Leading U.S. phosphate and potash supplier MosaicCo. said earlier this week that it would reduce its potash output and maintain its low phosphate output for the time being. "We are managing our production levels to match current demand, controlling our costs, and maintaining our discipline," said Chief Executive Joc O'Rourke in a press release. Low demand in Brazil and North America along with global currency uncertainty prompted the production cut as a means to manage risk.
The Inputs Monitor has reported in previous writings that U.S. fertilizer producers in general are currently of a mindset to minimize production risk on fertilizers by relying on imported supplies. Phosphate from China and the Middle East will fill the production gap, and the more imported fertilizer sold in the U.S., the less U.S. fertilizer prices will reflect American crop prices.

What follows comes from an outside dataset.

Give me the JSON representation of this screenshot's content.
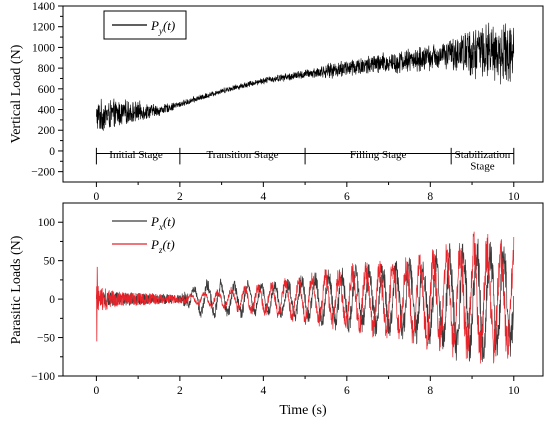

Costs for phosphate feedstocks have declined since their significant increases a year ago, but since U.S. crop prices are not expected to firm significantly in the near future, producers fear P&K will be cut from the production budget, or at least used only in a have-to-have-it scenario.
The impact on prices through the winter will be up to the foreign sources who export into the U.S. Canadian potash is less of a concern than is Chinese phosphate, and we expect decreased domestic production and increased imports to support higher prices by spring.
We are currently 80% filled on phosphate for fall and 30% filled for spring applications. How quickly phosphate prices firm will be up to the amount your preferred retailer has on hand. Have a conversation about phosphate prices and supplies with your phosphate supplier, and make sure to make your intentions known if you expect to apply phosphate wither in the fall of the spring.